Live dall’Olimpico Grande Torino
Nella conferenza stampa pre-partita, un giornalista fa notare a Gasperini come il suo bilancio nei confronti di Baroni sia fortemente in negativo e che le statistiche parlavano di una vittoria ogni tre. In quel momento ho capito che avremmo vinto a Torino!
Come anticipato nell’articolo precedente ( Qui ) le partite della ventunesima giornata potevano essere ricche di sgambetti, Atalanta e Juventus ci sono inciampate regalando alla Roma una domenica di grandi attese.
L’atmosfera nel settore ospiti dell’Olimpico Grande Torino è carica, le notizie della giornata provenienti da zone lontane calano un leggero velo di tristezza ma non impediscono alla Curva Sud di farsi sentire come non mai.
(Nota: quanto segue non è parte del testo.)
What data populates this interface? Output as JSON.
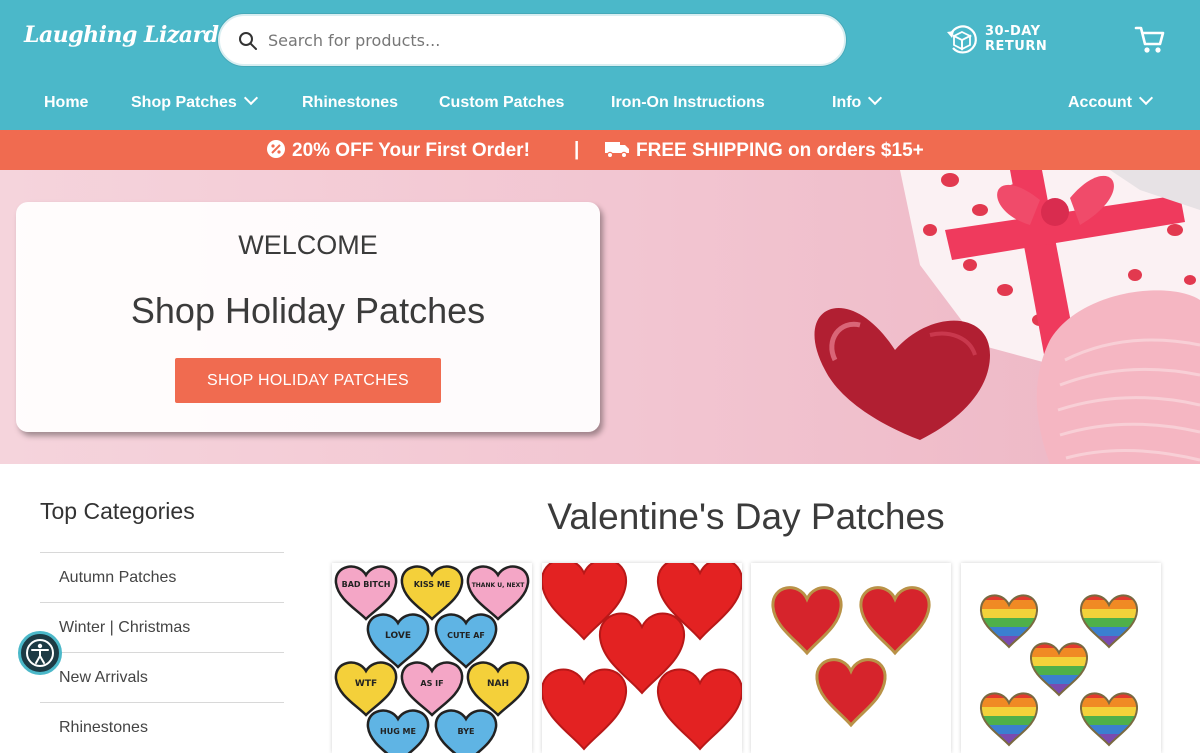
{
  "header": {
    "logo": "Laughing Lizards",
    "search_placeholder": "Search for products...",
    "returns_line1": "30-DAY",
    "returns_line2": "RETURN"
  },
  "nav": {
    "home": "Home",
    "shop_patches": "Shop Patches",
    "rhinestones": "Rhinestones",
    "custom_patches": "Custom Patches",
    "iron_on": "Iron-On Instructions",
    "info": "Info",
    "account": "Account"
  },
  "promo": {
    "offer": "20% OFF Your First Order!",
    "separator": "|",
    "shipping": "FREE SHIPPING on orders $15+"
  },
  "hero": {
    "welcome": "WELCOME",
    "title": "Shop Holiday Patches",
    "button": "SHOP HOLIDAY PATCHES"
  },
  "sidebar": {
    "title": "Top Categories",
    "items": [
      "Autumn Patches",
      "Winter | Christmas",
      "New Arrivals",
      "Rhinestones"
    ]
  },
  "main": {
    "section_title": "Valentine's Day Patches",
    "products": [
      {
        "image": "candy-heart-patches"
      },
      {
        "image": "red-heart-patches"
      },
      {
        "image": "red-gold-heart-patches"
      },
      {
        "image": "rainbow-heart-patches"
      }
    ],
    "candy_hearts": [
      "BAD BITCH",
      "KISS ME",
      "THANK U, NEXT",
      "LOVE",
      "CUTE AF",
      "WTF",
      "AS IF",
      "NAH",
      "HUG ME",
      "BYE"
    ]
  },
  "colors": {
    "header_teal": "#4bb8c9",
    "promo_coral": "#f06b50",
    "hero_pink": "#f2c5d1",
    "text_dark": "#3b3b3b"
  }
}
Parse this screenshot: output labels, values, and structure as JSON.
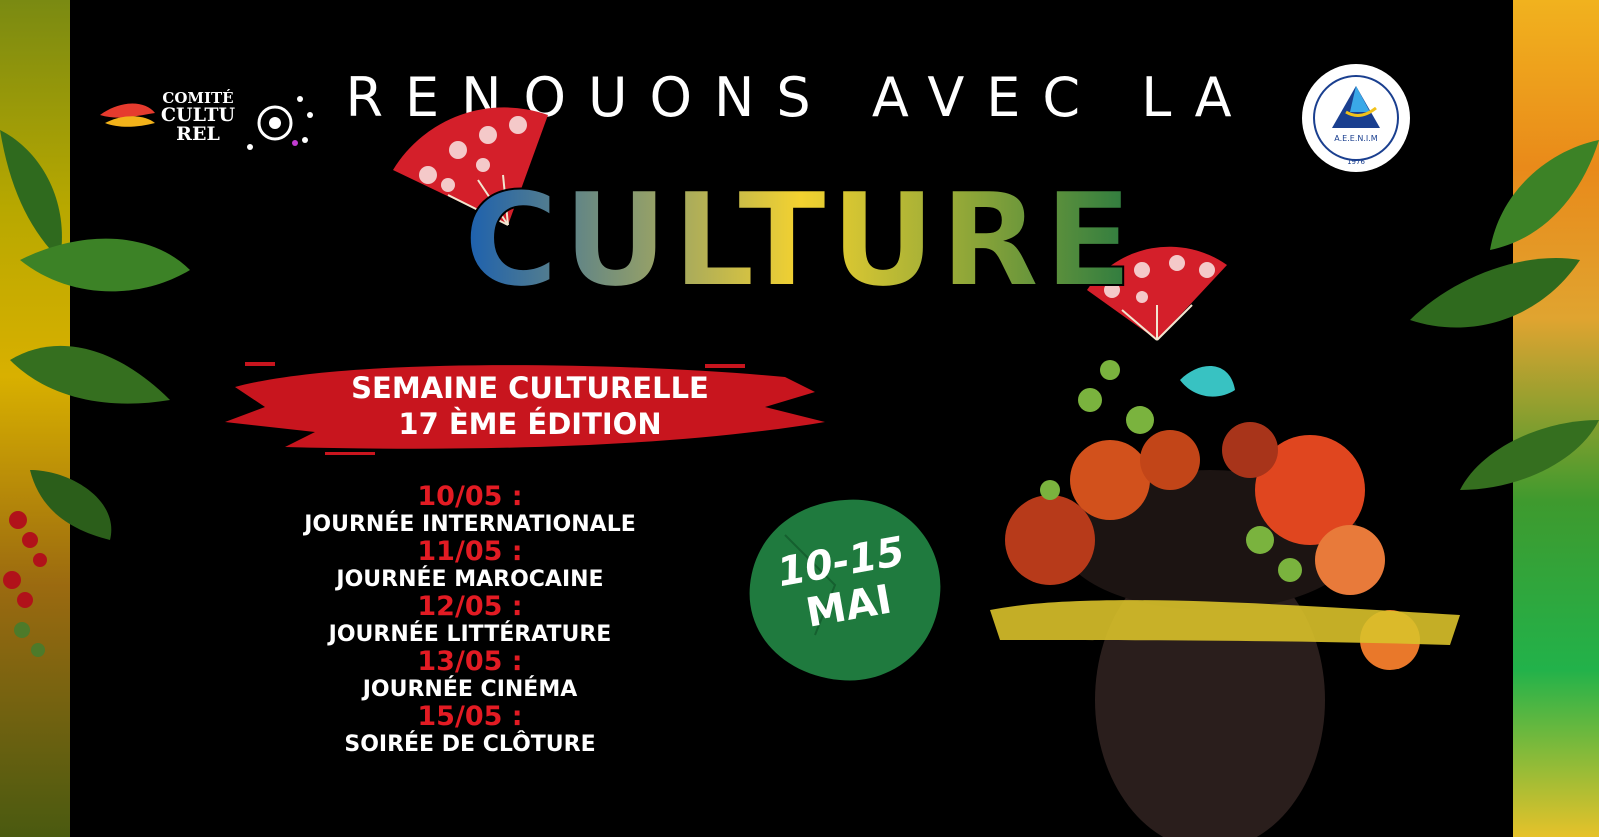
{
  "headline": "RENOUONS AVEC LA",
  "culture_word": "CULTURE",
  "edition": {
    "line1": "SEMAINE CULTURELLE",
    "line2": "17 ÈME ÉDITION"
  },
  "schedule": [
    {
      "date": "10/05 :",
      "name": "JOURNÉE INTERNATIONALE"
    },
    {
      "date": "11/05 :",
      "name": "JOURNÉE MAROCAINE"
    },
    {
      "date": "12/05 :",
      "name": "JOURNÉE LITTÉRATURE"
    },
    {
      "date": "13/05 :",
      "name": "JOURNÉE CINÉMA"
    },
    {
      "date": "15/05 :",
      "name": "SOIRÉE DE CLÔTURE"
    }
  ],
  "badge": {
    "dates": "10-15",
    "month": "MAI"
  },
  "logo_left": {
    "line1": "COMITÉ",
    "line2": "CULTU",
    "line3": "REL"
  },
  "logo_right": {
    "name": "A.E.E.N.I.M",
    "year": "1976"
  },
  "colors": {
    "background": "#000000",
    "accent_red": "#e31b23",
    "badge_green": "#1f7a3e",
    "text": "#ffffff"
  }
}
L’altra grande attesa della serata è vedere il debutto di Donyell Malen, che dire, attesa ampiamente ripagata; fin dalle prime battute i movimenti continui e i tocchi di palla delicati del nuovo attaccante olandese ci fanno capire lo spessore e le potenzialità di questo giocatore.
Era da così tanto tempo che non si vedeva una punta di questo tipo che tutti i commenti (di meraviglia) erano dedicati al numero 14 giallorosso.

Dybala e Malen parlano la stessa lingua calcistica, si cercano e si trovano facendo girare la palla a velocità siderali. Ci mette 22’ l’olandese per trovare il primo gol italiano, la punta di un ginocchio in fuorigioco ricaccia in gola l’urlo di tutto il settore, ma è solo questione di pochi minuti.
La Roma domina completamente il Torino in ogni zona del campo impedendole di uscire dalla propria trequarti, al 26’ ancora Dybala trova Malen nel cuore dell’area granata, controllo e piatto immediato che non lascia scampo a Paleari, la Roma in vantaggio e questa volta niente e nessuno può impedire ai tifosi giallorossi di esplodere.
La Roma gioca, si diverte e continua a cercare la via del gol; saranno ben nove le conclusioni alla fine del primo tempo con un possesso palla del 70%.
Nei primi minuti della ripresa il Torino prova a mettere un po’ di intensità alla sua partita, al 47’ la conclusione ravvicinata di Lazaro e ben bloccata a terra da Svilar.
Lentamente i giallorossi riprendono il controllo della partita, il risultato non è mai in discussione ma un secondo gol renderebbe la vita di tutti noi più leggera.
Si arriva così al 72’, Mancini si sgancia dalla difesa e avanza verso l’area avversaria, Dybala si fa trovare libero e dal limite dell’area lascia partire un potente tiro mancino che miracolosamente Paleari riesce a respingere, la palla torna sui piedi di Mancini che apre per Rensch, appoggio di prima intenzione dell’esterno romanista e tocco morbido di destro di Dybala che dopo 84 giorni torna a segnare e chiude i giochi.
Ci prova ancora Malen su assist di Soulé e ci prova anche il giovane Robinio Vaz, la sua conclusione è però centrale e viene ribattuta dal portiere granata.
La Roma vince la terza partita consecutiva, convince con una prestazione a tratti di altissimo livello e si gode la quarta posizione in solitaria allungando di tre punti sulla Juve e restando a contatto con il Napoli.

Il sorriso finale dello Zio Gasp vale più di mille parole, finalmente ha il centravanti atteso da mesi e la differenza è stata subito evidente. La presenza di Malen ha ridato vitalità a tutto il reparto offensivo, non a caso anche la prestazione di Dybala è stata esaltante e continua come non si vedeva da tempo.
Ora gli impegni si susseguono, nei prossimi giorni rientrerà anche El Aynaoui ma preoccupano un po’ le condizioni di Hermoso uscito dopo appena venti minuti per infortunio.
Giovedì arriva lo Stoccarda mentre domenica prossima scenderà all’Olimpico di Roma il Milan di Allegri e di simpatia Saelemaekers, non c’è bisogno di aggiungere altro!
In chiusura un pensiero per tutti i ragazzi giallorossi coinvolti negli scontri con i tifosi della Fiorentina. Non sappiamo come siano andate esattamente le cose ma il nostro cuore è con voi.